The paper introduces URGE (Unbiased Resampling via Girsanov Estimation), a derivative-free inference-time scaling algorithm for diffusion models that performs path-wise importance reweighting using a Girsanov change of measure. Unlike existing inference-time guidance methods, URGE requires no score, Hessian, or PDE evaluations, attaching multiplicative weights to simulated trajectories and periodically resampling. The authors establish a theoretical equivalence between path-wise and particle-wise sequential Monte Carlo (SMC), guaranteeing unbiased terminal distributions. Empirically, URGE outperforms existing inference-time guidance baselines on synthetic tests and diffusion-model benchmarks while being simpler to implement.

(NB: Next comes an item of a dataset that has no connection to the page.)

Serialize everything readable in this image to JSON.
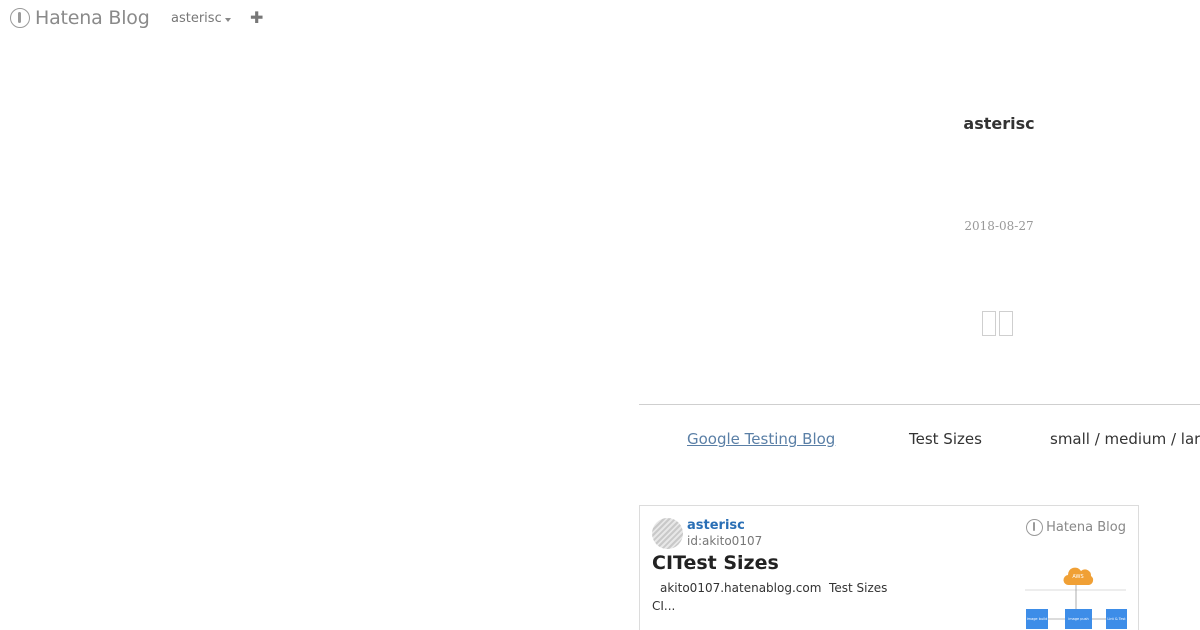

This paper critiques the standard practice of regularizing Joint-Embedding Predictive Architecture (JEPA) encoders toward isotropic Gaussian marginals, showing that this Euclidean symmetry assumption incurs a quantifiable 'price of isotropy' and that no geometry-independent fixed marginal target is universally canonical. The authors prove that oracle one-view marginals do not identify the view-to-view predictive coupling, arguing structural bias should enter the cross-view coupling instead. They introduce HamJEPA, which encodes views as phase-space states and uses a learned Hamiltonian leapfrog map for view-to-view prediction, with symplectic coupling identified as the key driver of gains. HamJEPA outperforms SIGReg on CIFAR-100 by up to +6.45 kNN@20 and +10.64 linear-probe points at 80 epochs, with similar improvements on ImageNet-100.
A new arXiv preprint introduces Error-Conditioned Neural Solvers (ENS), a method for neural PDE surrogates that passes the PDE residual field directly as input to the network at each iteration, enabling iterative self-correction rather than gradient-based residual minimization. The authors demonstrate theoretically and empirically that residual minimization is an unreliable proxy for reconstruction accuracy in ill-conditioned systems, explaining failures of prior hybrid methods. ENS achieves up to 10× accuracy gains on turbulent Kolmogorov flow across four PDE families, with lower compute cost than hybrid approaches and generalization under distribution shift including zero-shot cross-equation transfer.